LONDON mayor Boris Johnson has likened Labour's links with comedian Russell Brand to Russia's royals seeking advice from mystical faith healer Rasputin 100 years ago.
The quip was made during a speech at the Cross in Chester city centre today – and was met with cheers and laughter from the Conservative Party faithful who had gathered in droves.
Mr Johnson urged people to vote for Conservative candidate Stephen Mosley, saying the country could be set back decades under a Labour-led government.
However, he failed to secure the support of several homeless people with whom he shook hands, and then proceeded to tell them about a homeless initiative in the capital.
Daniel Wills, 23, said: “He said 'we've got No Second Night Out' in London. But what use is that? We're not in London, we're in Chester. I certainly wouldn't vote for him.”
No Second Night Out is a scheme that aims to help those who find themselves rough sleeping on the streets of London for the first time.
Dale Nimmo, 18, added: “I wasn't convinced.”

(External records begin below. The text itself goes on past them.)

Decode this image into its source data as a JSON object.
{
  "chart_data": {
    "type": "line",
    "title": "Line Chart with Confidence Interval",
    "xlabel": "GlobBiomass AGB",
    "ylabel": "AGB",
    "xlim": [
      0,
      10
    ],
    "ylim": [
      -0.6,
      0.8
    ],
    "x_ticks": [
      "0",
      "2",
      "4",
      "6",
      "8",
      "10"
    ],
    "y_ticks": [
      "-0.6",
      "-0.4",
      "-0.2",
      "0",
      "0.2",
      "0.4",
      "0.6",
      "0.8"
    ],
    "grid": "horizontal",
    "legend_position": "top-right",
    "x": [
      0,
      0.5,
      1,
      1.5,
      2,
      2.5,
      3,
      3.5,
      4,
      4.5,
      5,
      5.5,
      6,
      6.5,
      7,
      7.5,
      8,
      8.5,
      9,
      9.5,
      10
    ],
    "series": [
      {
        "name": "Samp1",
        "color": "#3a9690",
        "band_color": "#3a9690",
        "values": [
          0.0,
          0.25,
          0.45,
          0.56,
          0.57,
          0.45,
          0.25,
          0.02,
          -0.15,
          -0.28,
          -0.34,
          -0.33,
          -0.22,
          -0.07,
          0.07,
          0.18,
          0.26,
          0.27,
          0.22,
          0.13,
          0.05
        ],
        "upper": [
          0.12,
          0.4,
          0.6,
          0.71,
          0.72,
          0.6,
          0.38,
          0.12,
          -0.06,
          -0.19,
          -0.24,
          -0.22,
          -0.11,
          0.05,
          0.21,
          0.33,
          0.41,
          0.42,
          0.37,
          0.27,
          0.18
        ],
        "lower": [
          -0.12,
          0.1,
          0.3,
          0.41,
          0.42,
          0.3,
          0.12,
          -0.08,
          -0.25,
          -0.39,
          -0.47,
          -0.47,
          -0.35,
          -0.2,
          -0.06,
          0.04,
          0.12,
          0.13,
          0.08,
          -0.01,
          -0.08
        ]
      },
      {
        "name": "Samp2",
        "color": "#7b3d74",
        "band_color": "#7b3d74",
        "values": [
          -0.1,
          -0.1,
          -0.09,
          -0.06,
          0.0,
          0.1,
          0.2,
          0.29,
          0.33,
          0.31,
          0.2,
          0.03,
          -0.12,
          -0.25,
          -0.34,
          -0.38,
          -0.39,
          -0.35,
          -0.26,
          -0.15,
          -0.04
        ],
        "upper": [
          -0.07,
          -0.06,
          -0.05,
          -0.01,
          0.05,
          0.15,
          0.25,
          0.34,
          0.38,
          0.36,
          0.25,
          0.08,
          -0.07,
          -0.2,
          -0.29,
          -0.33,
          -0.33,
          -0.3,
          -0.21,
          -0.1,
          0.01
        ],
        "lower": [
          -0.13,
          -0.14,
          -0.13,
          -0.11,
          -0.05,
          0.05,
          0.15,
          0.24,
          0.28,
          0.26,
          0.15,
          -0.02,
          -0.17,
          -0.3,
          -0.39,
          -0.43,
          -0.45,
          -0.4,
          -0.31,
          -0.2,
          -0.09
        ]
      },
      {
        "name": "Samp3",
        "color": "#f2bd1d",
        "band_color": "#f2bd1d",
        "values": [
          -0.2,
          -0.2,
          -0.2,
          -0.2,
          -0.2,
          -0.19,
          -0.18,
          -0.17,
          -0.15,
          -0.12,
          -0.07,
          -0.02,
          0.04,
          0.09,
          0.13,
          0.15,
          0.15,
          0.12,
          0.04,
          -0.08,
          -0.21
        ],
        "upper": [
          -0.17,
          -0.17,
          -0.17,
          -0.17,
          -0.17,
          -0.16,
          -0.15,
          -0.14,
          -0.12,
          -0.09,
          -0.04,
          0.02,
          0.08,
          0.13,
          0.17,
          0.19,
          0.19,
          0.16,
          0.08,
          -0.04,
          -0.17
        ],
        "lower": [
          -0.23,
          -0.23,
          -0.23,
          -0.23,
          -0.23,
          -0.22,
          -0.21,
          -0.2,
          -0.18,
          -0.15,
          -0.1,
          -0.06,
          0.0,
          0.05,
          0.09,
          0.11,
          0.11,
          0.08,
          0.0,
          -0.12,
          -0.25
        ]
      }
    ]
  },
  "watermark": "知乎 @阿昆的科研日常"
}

During his speech, Mr Johnson said the mood in Chester was even more positive than on his previous visit, a month ago.
“We are on the verge of winning what is the most important and closely contested elections in modern times against the most left-wing Labour leader we've ever seen,” he shouted.

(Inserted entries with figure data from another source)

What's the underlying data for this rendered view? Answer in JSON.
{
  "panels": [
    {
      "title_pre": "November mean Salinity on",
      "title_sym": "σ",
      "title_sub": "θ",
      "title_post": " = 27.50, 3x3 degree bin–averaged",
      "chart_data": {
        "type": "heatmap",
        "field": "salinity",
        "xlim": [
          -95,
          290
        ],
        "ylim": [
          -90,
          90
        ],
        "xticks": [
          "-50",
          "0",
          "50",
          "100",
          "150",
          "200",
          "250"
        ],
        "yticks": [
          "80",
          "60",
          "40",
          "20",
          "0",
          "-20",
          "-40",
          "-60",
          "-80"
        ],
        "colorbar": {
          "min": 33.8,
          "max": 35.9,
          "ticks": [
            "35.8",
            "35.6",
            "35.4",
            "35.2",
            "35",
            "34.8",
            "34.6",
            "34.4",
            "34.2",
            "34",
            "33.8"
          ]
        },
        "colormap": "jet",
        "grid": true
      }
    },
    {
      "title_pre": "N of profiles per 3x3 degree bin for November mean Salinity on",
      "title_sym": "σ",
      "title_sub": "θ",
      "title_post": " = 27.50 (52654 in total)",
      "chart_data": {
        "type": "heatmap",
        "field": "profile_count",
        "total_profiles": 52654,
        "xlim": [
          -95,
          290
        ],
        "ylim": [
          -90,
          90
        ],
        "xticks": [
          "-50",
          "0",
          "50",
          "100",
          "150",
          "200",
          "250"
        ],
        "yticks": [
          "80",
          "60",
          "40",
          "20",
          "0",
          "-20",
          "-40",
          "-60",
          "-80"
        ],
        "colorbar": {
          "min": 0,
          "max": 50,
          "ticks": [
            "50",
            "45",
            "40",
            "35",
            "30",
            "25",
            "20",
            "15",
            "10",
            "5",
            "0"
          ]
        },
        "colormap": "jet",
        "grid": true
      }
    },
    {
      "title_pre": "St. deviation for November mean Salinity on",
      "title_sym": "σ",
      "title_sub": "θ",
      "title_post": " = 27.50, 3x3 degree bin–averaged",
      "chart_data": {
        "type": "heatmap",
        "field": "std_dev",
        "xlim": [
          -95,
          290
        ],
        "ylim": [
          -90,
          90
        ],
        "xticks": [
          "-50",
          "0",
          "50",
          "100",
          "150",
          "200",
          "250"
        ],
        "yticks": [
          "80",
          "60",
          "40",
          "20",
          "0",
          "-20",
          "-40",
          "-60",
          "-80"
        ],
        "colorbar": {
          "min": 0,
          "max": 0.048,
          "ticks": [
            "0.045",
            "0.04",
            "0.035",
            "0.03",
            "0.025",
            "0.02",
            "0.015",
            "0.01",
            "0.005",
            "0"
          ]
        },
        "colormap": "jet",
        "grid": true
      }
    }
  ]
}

He described the interview of Labour's Ed Miliband by Russell Brand as “one of the most absurd political spectacles the country has ever seen”, comparing the situation to Tsar Nicholas II and his wife seeking help from Grigori Rasputin.
“What total nonsense it was,” he added. “The sort of thing only a desperate man would do.”
He said the region had benefited from 190,000 new jobs and 60,000 new businesses since the Conservative-led coalition government came to power.
“What we need now is another five years to take that progress on,” Mr Johnson said.
Labour would take the country back to a “version of the 1970s”, while UKIP would take it back to a “mythical part of the 1950s or 1930s”. The Green Party would return the UK to “somewhere in the middle of the Stone Age”, he said.
To cheers of “Boris, Boris”, he added: “It's only the Conservatives that understand you have to have a strong economy.”